Выбрать главу

Итак, Римская империя всегда состояла из двух пересекающихся миров. Вплоть до 700 года н. э. большие приморские города были тесно связаны: двадцать дней безоблачного плавания – и путешественник попадал из одного конца Средиземноморья – центра римского мира – в другой. Вдали от моря жизнь римлян всегда имела тенденцию концентрироваться в маленьких оазисах – подобно каплям воды на подсыхающей поверхности. Римляне знамениты дорогами, соединявшими империю: но эти дороги проходили через города, жители которых добывали все, чем питались, и большую часть того, чем пользовались, в радиусе всего лишь 30 миль от места своего проживания.
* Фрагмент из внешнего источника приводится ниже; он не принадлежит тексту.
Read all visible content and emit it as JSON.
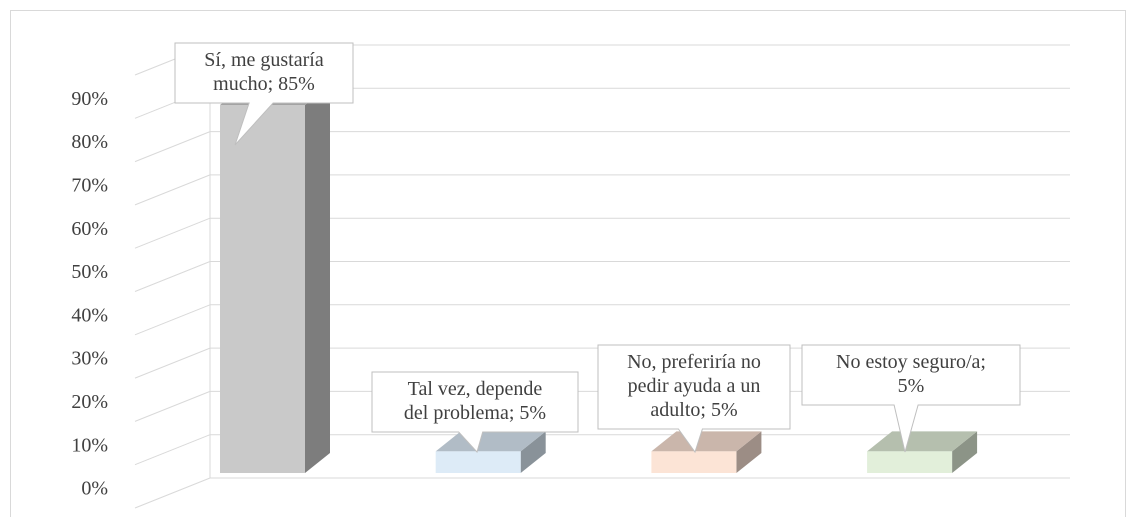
{
  "chart_data": {
    "type": "bar3d",
    "values": [
      85,
      5,
      5,
      5
    ],
    "value_labels": [
      [
        "Sí, me gustaría",
        "mucho; 85%"
      ],
      [
        "Tal vez, depende",
        "del problema; 5%"
      ],
      [
        "No, preferiría no",
        "pedir ayuda a un",
        "adulto; 5%"
      ],
      [
        "No estoy seguro/a;",
        "5%"
      ]
    ],
    "colors": [
      "#c9c9c9",
      "#ddebf7",
      "#fce4d6",
      "#e2efda"
    ],
    "ylim": [
      0,
      100
    ],
    "yticks": [
      {
        "value": 0,
        "label": "0%"
      },
      {
        "value": 10,
        "label": "10%"
      },
      {
        "value": 20,
        "label": "20%"
      },
      {
        "value": 30,
        "label": "30%"
      },
      {
        "value": 40,
        "label": "40%"
      },
      {
        "value": 50,
        "label": "50%"
      },
      {
        "value": 60,
        "label": "60%"
      },
      {
        "value": 70,
        "label": "70%"
      },
      {
        "value": 80,
        "label": "80%"
      },
      {
        "value": 90,
        "label": "90%"
      }
    ],
    "grid": true
  }
}
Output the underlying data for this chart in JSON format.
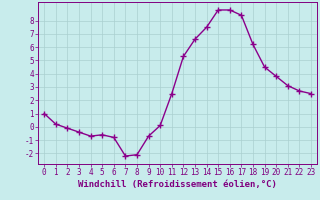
{
  "x": [
    0,
    1,
    2,
    3,
    4,
    5,
    6,
    7,
    8,
    9,
    10,
    11,
    12,
    13,
    14,
    15,
    16,
    17,
    18,
    19,
    20,
    21,
    22,
    23
  ],
  "y": [
    1,
    0.2,
    -0.1,
    -0.4,
    -0.7,
    -0.6,
    -0.8,
    -2.2,
    -2.1,
    -0.7,
    0.1,
    2.5,
    5.3,
    6.6,
    7.5,
    8.8,
    8.8,
    8.4,
    6.2,
    4.5,
    3.8,
    3.1,
    2.7,
    2.5
  ],
  "line_color": "#8B008B",
  "marker": "+",
  "marker_size": 4,
  "bg_color": "#c8ecec",
  "grid_color": "#aad0d0",
  "xlabel": "Windchill (Refroidissement éolien,°C)",
  "xlim": [
    -0.5,
    23.5
  ],
  "ylim": [
    -2.8,
    9.4
  ],
  "yticks": [
    -2,
    -1,
    0,
    1,
    2,
    3,
    4,
    5,
    6,
    7,
    8
  ],
  "xticks": [
    0,
    1,
    2,
    3,
    4,
    5,
    6,
    7,
    8,
    9,
    10,
    11,
    12,
    13,
    14,
    15,
    16,
    17,
    18,
    19,
    20,
    21,
    22,
    23
  ],
  "tick_label_fontsize": 5.5,
  "xlabel_fontsize": 6.5,
  "tick_color": "#800080",
  "spine_color": "#800080",
  "line_width": 1.0,
  "marker_color": "#8B008B"
}
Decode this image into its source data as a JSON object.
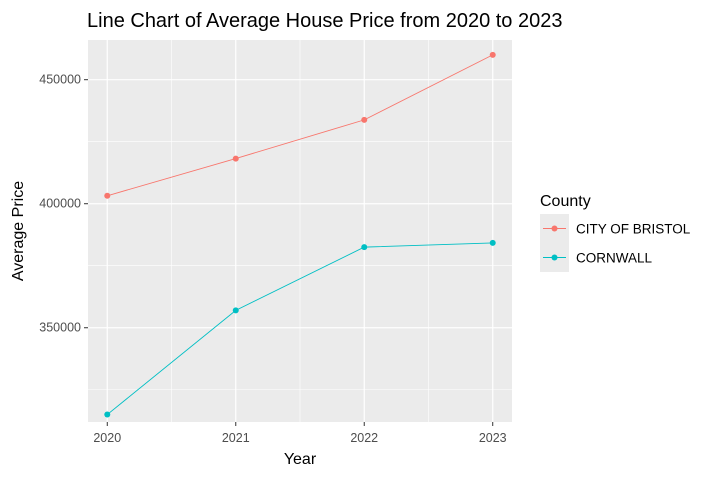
{
  "chart_data": {
    "type": "line",
    "title": "Line Chart of Average House Price from 2020 to 2023",
    "xlabel": "Year",
    "ylabel": "Average Price",
    "x": [
      2020,
      2021,
      2022,
      2023
    ],
    "x_tick_labels": [
      "2020",
      "2021",
      "2022",
      "2023"
    ],
    "y_ticks": [
      350000,
      400000,
      450000
    ],
    "y_tick_labels": [
      "350000",
      "400000",
      "450000"
    ],
    "ylim": [
      312000,
      466000
    ],
    "xlim": [
      2019.85,
      2023.15
    ],
    "grid": true,
    "legend_position": "right",
    "legend_title": "County",
    "series": [
      {
        "name": "CITY OF BRISTOL",
        "color": "#F8766D",
        "values": [
          403200,
          418200,
          433800,
          460000
        ]
      },
      {
        "name": "CORNWALL",
        "color": "#00BFC4",
        "values": [
          315000,
          357000,
          382500,
          384200
        ]
      }
    ]
  }
}
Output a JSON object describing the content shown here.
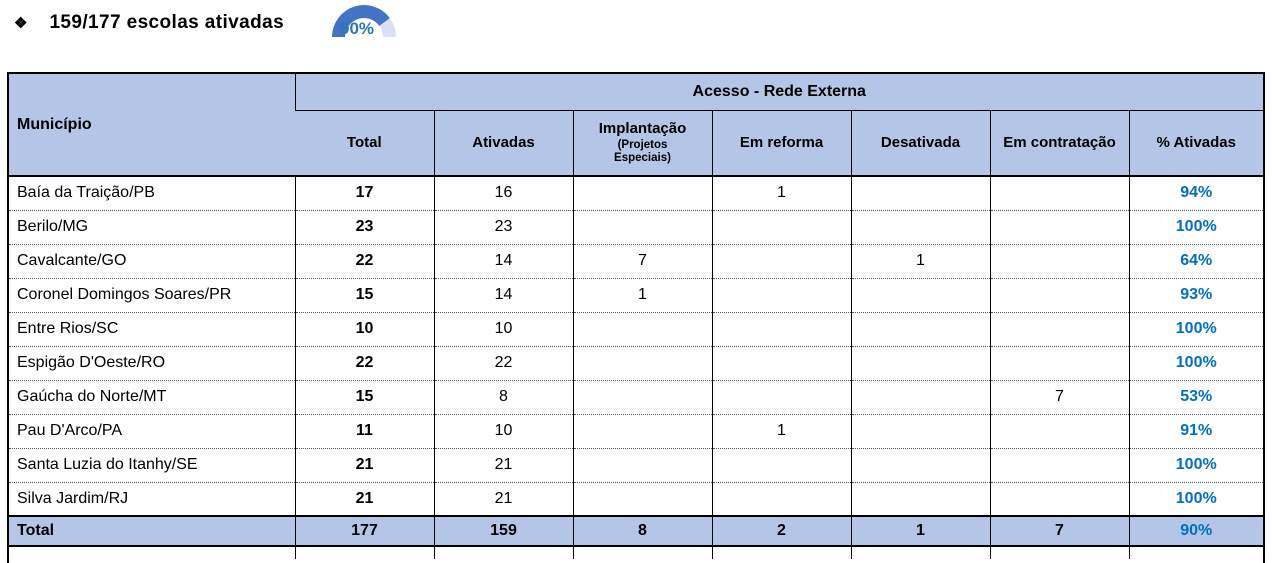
{
  "title": {
    "bullet": "❖",
    "text": "159/177 escolas ativadas"
  },
  "gauge": {
    "label": "90%",
    "percent": 90
  },
  "colors": {
    "header_bg": "#B4C6E7",
    "pct_blue": "#0070C0",
    "gauge_blue": "#4472C4",
    "gauge_track": "#D9E2F3",
    "gauge_label_blue": "#2E74B6"
  },
  "table": {
    "municipio_header": "Município",
    "group_header": "Acesso - Rede Externa",
    "columns": [
      "Total",
      "Ativadas",
      "Implantação",
      "Em reforma",
      "Desativada",
      "Em contratação",
      "% Ativadas"
    ],
    "implantacao_subtitle": "(Projetos Especiais)",
    "rows": [
      {
        "municipio": "Baía da Traição/PB",
        "total": "17",
        "ativadas": "16",
        "implantacao": "",
        "em_reforma": "1",
        "desativada": "",
        "em_contratacao": "",
        "pct_ativadas": "94%"
      },
      {
        "municipio": "Berilo/MG",
        "total": "23",
        "ativadas": "23",
        "implantacao": "",
        "em_reforma": "",
        "desativada": "",
        "em_contratacao": "",
        "pct_ativadas": "100%"
      },
      {
        "municipio": "Cavalcante/GO",
        "total": "22",
        "ativadas": "14",
        "implantacao": "7",
        "em_reforma": "",
        "desativada": "1",
        "em_contratacao": "",
        "pct_ativadas": "64%"
      },
      {
        "municipio": "Coronel Domingos Soares/PR",
        "total": "15",
        "ativadas": "14",
        "implantacao": "1",
        "em_reforma": "",
        "desativada": "",
        "em_contratacao": "",
        "pct_ativadas": "93%"
      },
      {
        "municipio": "Entre Rios/SC",
        "total": "10",
        "ativadas": "10",
        "implantacao": "",
        "em_reforma": "",
        "desativada": "",
        "em_contratacao": "",
        "pct_ativadas": "100%"
      },
      {
        "municipio": "Espigão D'Oeste/RO",
        "total": "22",
        "ativadas": "22",
        "implantacao": "",
        "em_reforma": "",
        "desativada": "",
        "em_contratacao": "",
        "pct_ativadas": "100%"
      },
      {
        "municipio": "Gaúcha do Norte/MT",
        "total": "15",
        "ativadas": "8",
        "implantacao": "",
        "em_reforma": "",
        "desativada": "",
        "em_contratacao": "7",
        "pct_ativadas": "53%"
      },
      {
        "municipio": "Pau D'Arco/PA",
        "total": "11",
        "ativadas": "10",
        "implantacao": "",
        "em_reforma": "1",
        "desativada": "",
        "em_contratacao": "",
        "pct_ativadas": "91%"
      },
      {
        "municipio": "Santa Luzia do Itanhy/SE",
        "total": "21",
        "ativadas": "21",
        "implantacao": "",
        "em_reforma": "",
        "desativada": "",
        "em_contratacao": "",
        "pct_ativadas": "100%"
      },
      {
        "municipio": "Silva Jardim/RJ",
        "total": "21",
        "ativadas": "21",
        "implantacao": "",
        "em_reforma": "",
        "desativada": "",
        "em_contratacao": "",
        "pct_ativadas": "100%"
      }
    ],
    "total_row": {
      "municipio": "Total",
      "total": "177",
      "ativadas": "159",
      "implantacao": "8",
      "em_reforma": "2",
      "desativada": "1",
      "em_contratacao": "7",
      "pct_ativadas": "90%"
    }
  }
}
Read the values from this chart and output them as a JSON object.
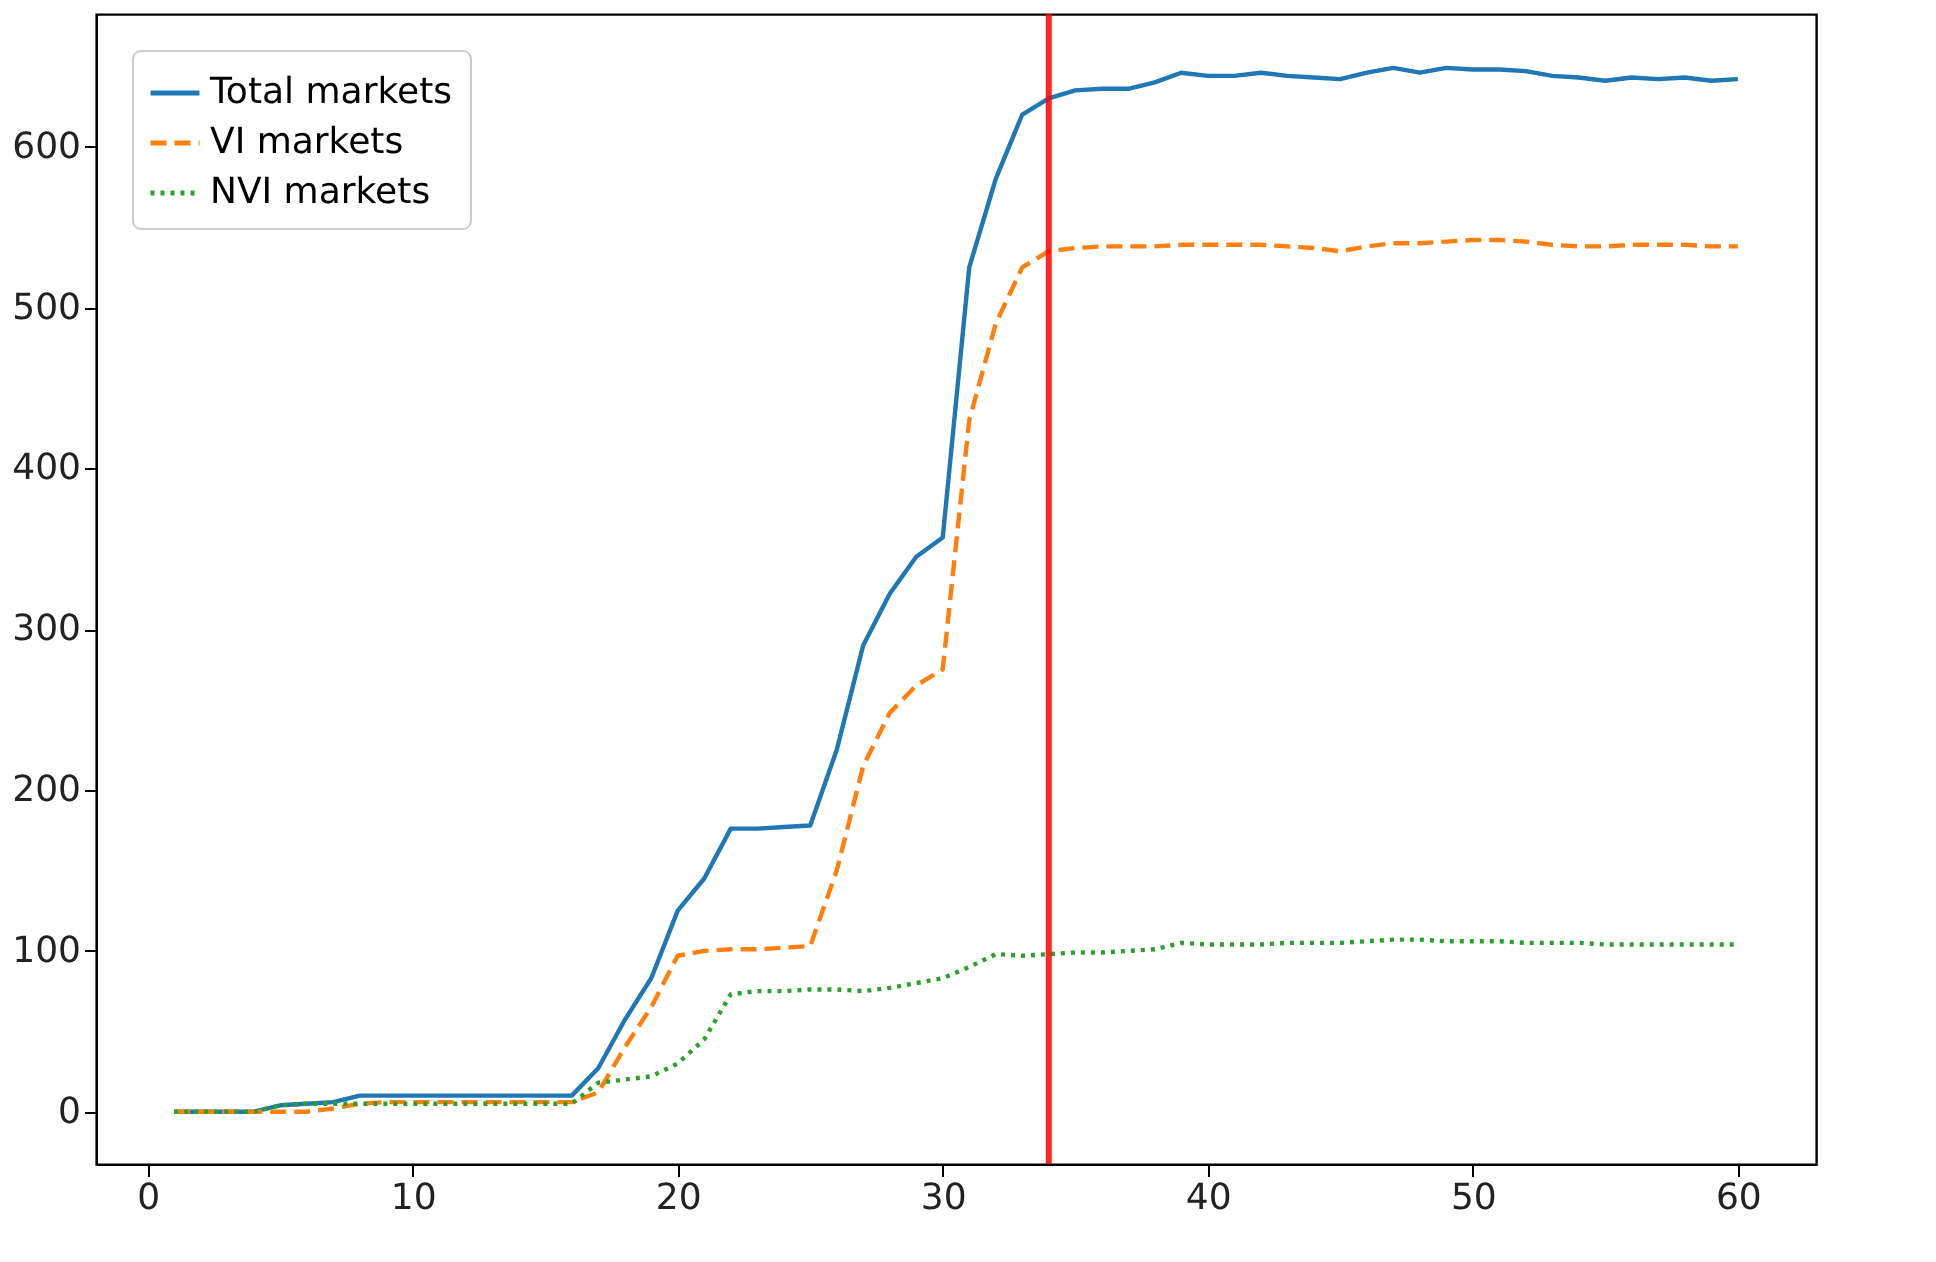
{
  "chart_data": {
    "type": "line",
    "x": [
      1,
      2,
      3,
      4,
      5,
      6,
      7,
      8,
      9,
      10,
      11,
      12,
      13,
      14,
      15,
      16,
      17,
      18,
      19,
      20,
      21,
      22,
      23,
      24,
      25,
      26,
      27,
      28,
      29,
      30,
      31,
      32,
      33,
      34,
      35,
      36,
      37,
      38,
      39,
      40,
      41,
      42,
      43,
      44,
      45,
      46,
      47,
      48,
      49,
      50,
      51,
      52,
      53,
      54,
      55,
      56,
      57,
      58,
      59,
      60
    ],
    "series": [
      {
        "name": "Total markets",
        "color": "#1f77b4",
        "line_style": "solid",
        "values": [
          0,
          0,
          0,
          0,
          4,
          5,
          6,
          10,
          10,
          10,
          10,
          10,
          10,
          10,
          10,
          10,
          27,
          57,
          83,
          125,
          145,
          176,
          176,
          177,
          178,
          225,
          290,
          322,
          345,
          357,
          525,
          580,
          620,
          630,
          635,
          636,
          636,
          640,
          646,
          644,
          644,
          646,
          644,
          643,
          642,
          646,
          649,
          646,
          649,
          648,
          648,
          647,
          644,
          643,
          641,
          643,
          642,
          643,
          641,
          642
        ]
      },
      {
        "name": "VI markets",
        "color": "#ff7f0e",
        "line_style": "dashed",
        "values": [
          0,
          0,
          0,
          0,
          0,
          0,
          2,
          5,
          6,
          6,
          6,
          6,
          6,
          6,
          6,
          6,
          12,
          40,
          65,
          97,
          100,
          101,
          101,
          102,
          103,
          150,
          215,
          248,
          265,
          275,
          430,
          490,
          525,
          535,
          537,
          538,
          538,
          538,
          539,
          539,
          539,
          539,
          538,
          537,
          535,
          538,
          540,
          540,
          541,
          542,
          542,
          541,
          539,
          538,
          538,
          539,
          539,
          539,
          538,
          538
        ]
      },
      {
        "name": "NVI markets",
        "color": "#2ca02c",
        "line_style": "dotted",
        "values": [
          0,
          0,
          0,
          0,
          4,
          5,
          5,
          5,
          5,
          5,
          5,
          5,
          5,
          5,
          5,
          5,
          18,
          20,
          22,
          30,
          45,
          73,
          75,
          75,
          76,
          76,
          75,
          77,
          80,
          83,
          90,
          98,
          97,
          98,
          99,
          99,
          100,
          101,
          105,
          104,
          104,
          104,
          105,
          105,
          105,
          106,
          107,
          107,
          106,
          106,
          106,
          105,
          105,
          105,
          104,
          104,
          104,
          104,
          104,
          104
        ]
      }
    ],
    "xlim": [
      -1.95,
      62.95
    ],
    "xticks": [
      0,
      10,
      20,
      30,
      40,
      50,
      60
    ],
    "ylim": [
      -32.5,
      682.5
    ],
    "yticks": [
      0,
      100,
      200,
      300,
      400,
      500,
      600
    ],
    "ref_lines": [
      {
        "axis": "x",
        "value": 34,
        "color": "#ff0000"
      }
    ],
    "legend": "top left",
    "grid": false
  }
}
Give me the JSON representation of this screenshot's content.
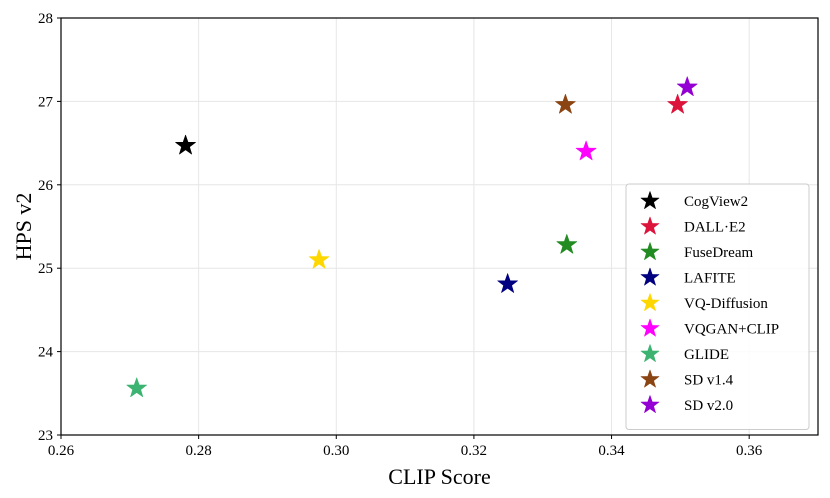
{
  "chart_data": {
    "type": "scatter",
    "title": "",
    "xlabel": "CLIP Score",
    "ylabel": "HPS v2",
    "xlim": [
      0.26,
      0.37
    ],
    "ylim": [
      23,
      28
    ],
    "xticks": [
      "0.26",
      "0.28",
      "0.30",
      "0.32",
      "0.34",
      "0.36"
    ],
    "yticks": [
      "23",
      "24",
      "25",
      "26",
      "27",
      "28"
    ],
    "grid": true,
    "legend_position": "lower-right",
    "marker": "star",
    "series": [
      {
        "name": "CogView2",
        "color": "#000000",
        "x": 0.2781,
        "y": 26.47
      },
      {
        "name": "DALL·E2",
        "color": "#dc143c",
        "x": 0.3496,
        "y": 26.96
      },
      {
        "name": "FuseDream",
        "color": "#228b22",
        "x": 0.3335,
        "y": 25.28
      },
      {
        "name": "LAFITE",
        "color": "#000080",
        "x": 0.3249,
        "y": 24.81
      },
      {
        "name": "VQ-Diffusion",
        "color": "#ffd700",
        "x": 0.2975,
        "y": 25.1
      },
      {
        "name": "VQGAN+CLIP",
        "color": "#ff00ff",
        "x": 0.3363,
        "y": 26.4
      },
      {
        "name": "GLIDE",
        "color": "#3cb371",
        "x": 0.271,
        "y": 23.56
      },
      {
        "name": "SD v1.4",
        "color": "#8b4513",
        "x": 0.3333,
        "y": 26.96
      },
      {
        "name": "SD v2.0",
        "color": "#9400d3",
        "x": 0.351,
        "y": 27.17
      }
    ]
  }
}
Именно в глубине страны, по обочинам больших дорог огромные издержки империи были наиболее заметны. В постоянных попытках сохранить единство проявлялись самые неприглядные стороны Римской империи – жестокость и неповоротливость. Солдаты, администраторы, курьеры, их продовольствие должны были постоянно перемещаться из одной провинции в другую. С высоты императорского трона в 200 году римский мир представлялся как запутанная сеть дорог, на которой яркими точками выделялись перевалочные пункты, куда все местные сообщества должны были поставлять для содержания двора и армии в качестве налога с каждым разом все больше еды, одежды, животных и рабочей силы.

Но для тех, кто обслуживал эту махину, принуждение было не внове. В чем-то эти методы были так же стары, как сама цивилизация. В Палестине, например, Христос предупреждал своих слушателей, как следует себя вести, если чиновник «принудит тебя идти с ним (и нести его вещи) одно поприще» (Мф 5: 41). Само слово, которое евангелист использует в значении «принудить»6, изначально не было греческим: оно происходит из персидского языка, и на тот момент ему было уже более 500 лет – его использовали еще Ахемениды, когда применяли те же жестокие методы для обеспечения работы легендарных дорог своей огромной империи.

И все же Римская империя, которая к 200 году расползлась далеко за пределы Средиземноморья, сохраняла единство за счет иллюзии, что она все еще представляет собой очень маленький мирок. Редко когда судьба целого государства зависит от столь изящного трюка. К 200 году империей управляла аристократия удивительно единообразная в плане культуры, вкуса и языка. На Западе сенаторский класс оставался той устойчивой и «абсорбирующей» элитой, которая по-прежнему доминировала в Италии, Африке, на юге Франции и в долинах рек Эбро и Гвадалквивир. На Востоке вся культура и вся власть на местах оставались сконцентрированными в руках надменной олигархии греческих городов. В греческом мире не существовало таких различий в лексике или произношении, по которым можно было бы определить место рождения образованного оратора. На Западе говорившие на двух языках аристократы свободно переходили с латыни на греческий. Так, африканский землевладелец чувствовал себя вполне как дома в литературном салоне состоятельных греков в Смирне.

А между тем это впечатляющее единообразие поддерживали люди, смутно чувствовавшие, что существование классической культуры исключало существование какой-либо альтернативы их собственному миру. Как в случае с многими космополитическими аристократиями (будь то представители европейских династий эпохи позднего феодализма или аристократы Австро-Венгерской империи), люди одного класса и культуры в любой части римского мира чувствовали себя гораздо ближе друг к другу, чем к подавляющему большинству своих непосредственных соседей – «недоразвитым» крестьянам. Существование «варвара» оказывало неявное, но неослабевающее давление на культуру Римской империи. «Варваром» был не только первобытный воин по ту сторону границы – к 200 году к этому внешнему «варвару» присоединился и внутренний, непричастный к римской культуре. Аристократ шествовал от одного форума к другому такому же, разговаривая на общем языке, соблюдая обычаи и нормы поведения, общие для всех образованных людей; но путь его простирался через территории, населенные соплеменниками, настолько же чужими для него, как, скажем, германцы или персы. В Галлии сельские жители все еще говорили на кельтском языке; в Северной Африке – на пуническом и ливийском; в Малой Азии в ходу были древние диалекты, такие как ликаонский, фригийский и каппадокийский; в Сирии говорили на арамейском и сирийском.

вернуться

6

Греч. ἀγγαρεύω – принудить кого-то выступить гонцом; в широком смысле: дать поручение, реквизировать, принудить к службе (прим. пер.).